Cosmological simulations of galaxies have typically produced too many stars at early times. We study the global and morphological effects of radiation pressure (RP) in eight pairs of high-resolution cosmological galaxy formation simulations. We find that the additional feedback suppresses star formation globally by a factor of ~2. Despite this reduction, the simulations still overproduce stars by a factor of ~2 with respect to the predictions provided by abundance matching methods for halos more massive than 5E11 Msun/h (Behroozi, Wechsler & Conroy 2013). We also study the morphological impact of radiation pressure on our simulations. In simulations with RP the average number of low mass clumps falls dramatically. Only clumps with stellar masses Mclump/Mdisk <= 5% are impacted by the inclusion of RP, and RP and no-RP clump counts above this range are comparable. The inclusion of RP depresses the contrast ratios of clumps by factors of a few for clump masses less than 5% of the disk masses.

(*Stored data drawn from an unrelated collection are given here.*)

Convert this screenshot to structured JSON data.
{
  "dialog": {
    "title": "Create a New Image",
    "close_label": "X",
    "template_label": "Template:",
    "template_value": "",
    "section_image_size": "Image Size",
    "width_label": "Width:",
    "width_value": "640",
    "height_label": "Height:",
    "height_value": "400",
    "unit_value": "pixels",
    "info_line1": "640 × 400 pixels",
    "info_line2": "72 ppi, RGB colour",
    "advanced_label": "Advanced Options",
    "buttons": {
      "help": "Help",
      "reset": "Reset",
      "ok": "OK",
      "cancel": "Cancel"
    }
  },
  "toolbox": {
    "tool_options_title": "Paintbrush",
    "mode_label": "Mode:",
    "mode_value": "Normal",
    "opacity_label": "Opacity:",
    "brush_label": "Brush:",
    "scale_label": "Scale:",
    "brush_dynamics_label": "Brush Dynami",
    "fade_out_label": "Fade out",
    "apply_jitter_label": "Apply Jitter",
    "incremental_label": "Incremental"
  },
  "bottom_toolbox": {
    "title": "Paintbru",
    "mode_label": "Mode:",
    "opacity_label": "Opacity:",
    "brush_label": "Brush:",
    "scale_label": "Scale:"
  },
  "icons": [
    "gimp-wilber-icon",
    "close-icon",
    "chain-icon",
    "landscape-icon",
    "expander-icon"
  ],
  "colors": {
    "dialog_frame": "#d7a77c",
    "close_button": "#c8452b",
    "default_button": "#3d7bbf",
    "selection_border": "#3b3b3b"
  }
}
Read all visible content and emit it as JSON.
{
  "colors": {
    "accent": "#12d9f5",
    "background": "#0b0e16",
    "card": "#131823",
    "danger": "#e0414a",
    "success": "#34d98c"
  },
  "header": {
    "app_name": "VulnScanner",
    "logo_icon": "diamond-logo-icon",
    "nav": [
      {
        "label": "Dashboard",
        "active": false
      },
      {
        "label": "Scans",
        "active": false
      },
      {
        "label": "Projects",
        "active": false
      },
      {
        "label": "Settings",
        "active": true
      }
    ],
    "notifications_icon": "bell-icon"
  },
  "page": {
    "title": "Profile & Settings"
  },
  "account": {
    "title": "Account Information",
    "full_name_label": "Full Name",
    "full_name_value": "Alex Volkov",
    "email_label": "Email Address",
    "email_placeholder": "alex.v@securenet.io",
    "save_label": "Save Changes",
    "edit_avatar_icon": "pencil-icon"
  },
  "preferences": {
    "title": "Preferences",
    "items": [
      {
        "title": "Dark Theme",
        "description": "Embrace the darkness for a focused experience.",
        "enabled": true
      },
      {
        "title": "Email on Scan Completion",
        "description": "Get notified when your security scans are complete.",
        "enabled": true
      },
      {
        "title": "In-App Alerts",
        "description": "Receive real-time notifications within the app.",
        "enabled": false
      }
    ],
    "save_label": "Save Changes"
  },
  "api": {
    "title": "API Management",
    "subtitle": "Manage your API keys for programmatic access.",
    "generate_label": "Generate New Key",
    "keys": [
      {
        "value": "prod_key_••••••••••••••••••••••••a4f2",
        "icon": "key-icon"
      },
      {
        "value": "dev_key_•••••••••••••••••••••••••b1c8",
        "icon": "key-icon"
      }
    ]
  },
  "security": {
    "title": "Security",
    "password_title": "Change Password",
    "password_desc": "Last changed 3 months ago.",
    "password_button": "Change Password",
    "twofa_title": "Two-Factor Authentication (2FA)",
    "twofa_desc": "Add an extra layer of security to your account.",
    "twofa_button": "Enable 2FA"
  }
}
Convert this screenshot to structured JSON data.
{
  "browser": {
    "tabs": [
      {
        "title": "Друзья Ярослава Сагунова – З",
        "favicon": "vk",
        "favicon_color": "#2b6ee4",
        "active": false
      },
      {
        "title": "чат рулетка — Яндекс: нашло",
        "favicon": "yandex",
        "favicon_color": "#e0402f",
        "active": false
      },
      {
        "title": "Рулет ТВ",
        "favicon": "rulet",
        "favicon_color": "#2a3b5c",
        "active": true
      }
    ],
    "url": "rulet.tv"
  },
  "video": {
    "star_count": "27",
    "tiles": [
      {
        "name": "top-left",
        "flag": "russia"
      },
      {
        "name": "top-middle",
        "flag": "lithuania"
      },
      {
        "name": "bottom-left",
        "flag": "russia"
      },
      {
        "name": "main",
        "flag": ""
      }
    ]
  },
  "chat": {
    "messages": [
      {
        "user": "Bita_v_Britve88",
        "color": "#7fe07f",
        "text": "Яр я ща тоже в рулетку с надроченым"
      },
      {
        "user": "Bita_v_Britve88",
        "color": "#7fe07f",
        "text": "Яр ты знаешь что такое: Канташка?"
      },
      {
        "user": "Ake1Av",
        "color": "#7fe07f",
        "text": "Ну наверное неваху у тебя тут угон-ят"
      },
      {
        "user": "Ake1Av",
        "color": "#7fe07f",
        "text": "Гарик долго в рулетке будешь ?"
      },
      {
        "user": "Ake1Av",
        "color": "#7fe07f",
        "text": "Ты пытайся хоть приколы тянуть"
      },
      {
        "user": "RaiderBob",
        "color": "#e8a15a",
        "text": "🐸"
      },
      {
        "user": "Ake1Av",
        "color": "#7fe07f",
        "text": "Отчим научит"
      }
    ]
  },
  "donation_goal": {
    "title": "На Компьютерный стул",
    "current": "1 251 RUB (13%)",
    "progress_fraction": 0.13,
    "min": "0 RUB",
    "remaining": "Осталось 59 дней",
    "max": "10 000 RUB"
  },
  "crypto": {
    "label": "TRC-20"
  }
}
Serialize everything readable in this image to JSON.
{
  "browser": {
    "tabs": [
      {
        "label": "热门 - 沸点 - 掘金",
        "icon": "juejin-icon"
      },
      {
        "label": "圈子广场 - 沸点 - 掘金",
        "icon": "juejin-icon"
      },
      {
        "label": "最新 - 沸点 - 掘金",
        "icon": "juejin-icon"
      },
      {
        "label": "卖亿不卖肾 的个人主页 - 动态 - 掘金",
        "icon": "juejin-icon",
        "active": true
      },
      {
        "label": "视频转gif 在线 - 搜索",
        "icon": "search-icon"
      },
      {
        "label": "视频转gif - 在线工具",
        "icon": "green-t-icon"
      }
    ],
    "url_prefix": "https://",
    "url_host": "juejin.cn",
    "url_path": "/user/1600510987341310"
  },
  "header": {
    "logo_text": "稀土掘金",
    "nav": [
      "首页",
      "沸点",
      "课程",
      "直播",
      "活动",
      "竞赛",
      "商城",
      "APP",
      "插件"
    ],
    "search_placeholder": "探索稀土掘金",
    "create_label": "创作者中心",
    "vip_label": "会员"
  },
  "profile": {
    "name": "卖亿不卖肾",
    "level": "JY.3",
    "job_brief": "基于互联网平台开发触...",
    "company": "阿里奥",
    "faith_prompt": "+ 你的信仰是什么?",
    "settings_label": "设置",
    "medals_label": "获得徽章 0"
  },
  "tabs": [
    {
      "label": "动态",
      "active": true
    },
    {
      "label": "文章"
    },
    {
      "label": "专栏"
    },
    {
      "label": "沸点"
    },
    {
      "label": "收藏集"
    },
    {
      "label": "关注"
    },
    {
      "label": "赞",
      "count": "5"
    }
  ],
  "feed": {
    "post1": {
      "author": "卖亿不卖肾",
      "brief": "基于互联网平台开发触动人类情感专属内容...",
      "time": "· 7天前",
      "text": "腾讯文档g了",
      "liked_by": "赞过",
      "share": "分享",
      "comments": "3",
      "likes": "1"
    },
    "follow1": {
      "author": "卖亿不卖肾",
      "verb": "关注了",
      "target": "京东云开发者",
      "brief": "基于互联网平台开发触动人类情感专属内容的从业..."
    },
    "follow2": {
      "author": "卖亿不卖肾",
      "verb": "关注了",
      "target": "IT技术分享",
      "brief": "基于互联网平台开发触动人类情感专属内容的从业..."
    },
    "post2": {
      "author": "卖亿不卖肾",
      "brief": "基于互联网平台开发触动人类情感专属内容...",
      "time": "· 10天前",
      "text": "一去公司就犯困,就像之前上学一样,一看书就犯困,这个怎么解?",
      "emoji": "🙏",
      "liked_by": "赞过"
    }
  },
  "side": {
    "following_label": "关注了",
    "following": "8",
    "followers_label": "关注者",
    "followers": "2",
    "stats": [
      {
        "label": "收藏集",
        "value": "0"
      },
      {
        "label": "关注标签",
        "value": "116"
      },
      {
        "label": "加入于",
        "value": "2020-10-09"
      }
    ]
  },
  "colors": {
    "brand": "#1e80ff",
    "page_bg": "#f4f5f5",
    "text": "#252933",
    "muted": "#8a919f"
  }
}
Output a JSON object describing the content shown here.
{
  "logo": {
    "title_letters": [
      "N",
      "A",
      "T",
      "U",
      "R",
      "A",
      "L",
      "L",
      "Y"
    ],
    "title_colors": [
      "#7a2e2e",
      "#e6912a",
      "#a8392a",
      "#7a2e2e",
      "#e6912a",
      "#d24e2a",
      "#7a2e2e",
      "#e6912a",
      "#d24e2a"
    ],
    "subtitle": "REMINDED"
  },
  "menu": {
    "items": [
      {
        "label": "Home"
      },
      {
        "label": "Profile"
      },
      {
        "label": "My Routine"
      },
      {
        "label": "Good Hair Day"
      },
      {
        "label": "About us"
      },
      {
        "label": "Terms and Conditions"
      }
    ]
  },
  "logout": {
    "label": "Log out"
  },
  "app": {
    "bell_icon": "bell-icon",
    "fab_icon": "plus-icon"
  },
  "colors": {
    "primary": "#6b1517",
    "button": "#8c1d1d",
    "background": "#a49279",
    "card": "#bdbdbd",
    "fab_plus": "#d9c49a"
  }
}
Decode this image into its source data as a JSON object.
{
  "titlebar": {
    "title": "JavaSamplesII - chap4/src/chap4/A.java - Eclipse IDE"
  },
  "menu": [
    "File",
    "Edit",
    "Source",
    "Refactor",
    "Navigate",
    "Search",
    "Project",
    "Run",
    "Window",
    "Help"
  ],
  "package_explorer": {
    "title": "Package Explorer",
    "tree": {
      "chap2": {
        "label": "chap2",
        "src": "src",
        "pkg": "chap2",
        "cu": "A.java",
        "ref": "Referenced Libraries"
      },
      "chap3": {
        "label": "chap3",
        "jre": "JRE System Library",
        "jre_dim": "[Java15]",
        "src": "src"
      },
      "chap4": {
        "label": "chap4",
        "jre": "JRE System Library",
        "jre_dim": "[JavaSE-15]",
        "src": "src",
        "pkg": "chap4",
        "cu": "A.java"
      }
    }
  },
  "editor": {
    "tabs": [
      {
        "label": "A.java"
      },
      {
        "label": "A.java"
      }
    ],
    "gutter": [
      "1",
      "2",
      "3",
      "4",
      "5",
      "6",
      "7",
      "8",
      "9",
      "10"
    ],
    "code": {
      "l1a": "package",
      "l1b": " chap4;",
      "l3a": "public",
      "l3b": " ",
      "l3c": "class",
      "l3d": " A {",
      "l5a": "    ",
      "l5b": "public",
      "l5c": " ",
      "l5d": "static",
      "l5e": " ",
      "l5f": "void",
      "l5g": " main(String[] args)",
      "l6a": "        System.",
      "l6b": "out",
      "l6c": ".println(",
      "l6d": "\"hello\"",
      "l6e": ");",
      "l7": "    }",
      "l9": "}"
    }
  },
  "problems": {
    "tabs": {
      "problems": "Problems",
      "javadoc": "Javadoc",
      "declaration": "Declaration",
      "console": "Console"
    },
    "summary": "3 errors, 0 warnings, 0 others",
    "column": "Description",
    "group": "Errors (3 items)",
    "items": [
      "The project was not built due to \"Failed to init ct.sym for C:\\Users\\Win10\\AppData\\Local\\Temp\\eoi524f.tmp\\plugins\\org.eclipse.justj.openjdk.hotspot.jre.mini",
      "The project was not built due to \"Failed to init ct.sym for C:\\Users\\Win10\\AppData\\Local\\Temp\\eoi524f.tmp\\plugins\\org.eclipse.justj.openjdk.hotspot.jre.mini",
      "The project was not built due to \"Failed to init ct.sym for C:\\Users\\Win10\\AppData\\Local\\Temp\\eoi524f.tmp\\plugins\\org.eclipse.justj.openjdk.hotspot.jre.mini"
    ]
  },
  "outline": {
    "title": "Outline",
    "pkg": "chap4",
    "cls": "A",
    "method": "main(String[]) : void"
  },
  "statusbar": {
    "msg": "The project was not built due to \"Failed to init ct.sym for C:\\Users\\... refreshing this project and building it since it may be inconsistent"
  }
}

For more massive clumps, the differences between and RP and no-RP simulations diminish. We note however, that the simulations analyzed have disk stellar masses below about 2E10 Msun/h. By creating mock Hubble Space Telescope observations we find that the number of clumps is slightly reduced in simulations with RP. However, since massive clumps survive the inclusion of RP and are found in our mock observations, we do not find a disagreement between simulations of our clumpy galaxies and observations of clumpy galaxies. We demonstrate that clumps found in any single gas, stellar, or mock observation image are not necessarily clumps found in another map, and that there are few clumps common to multiple maps.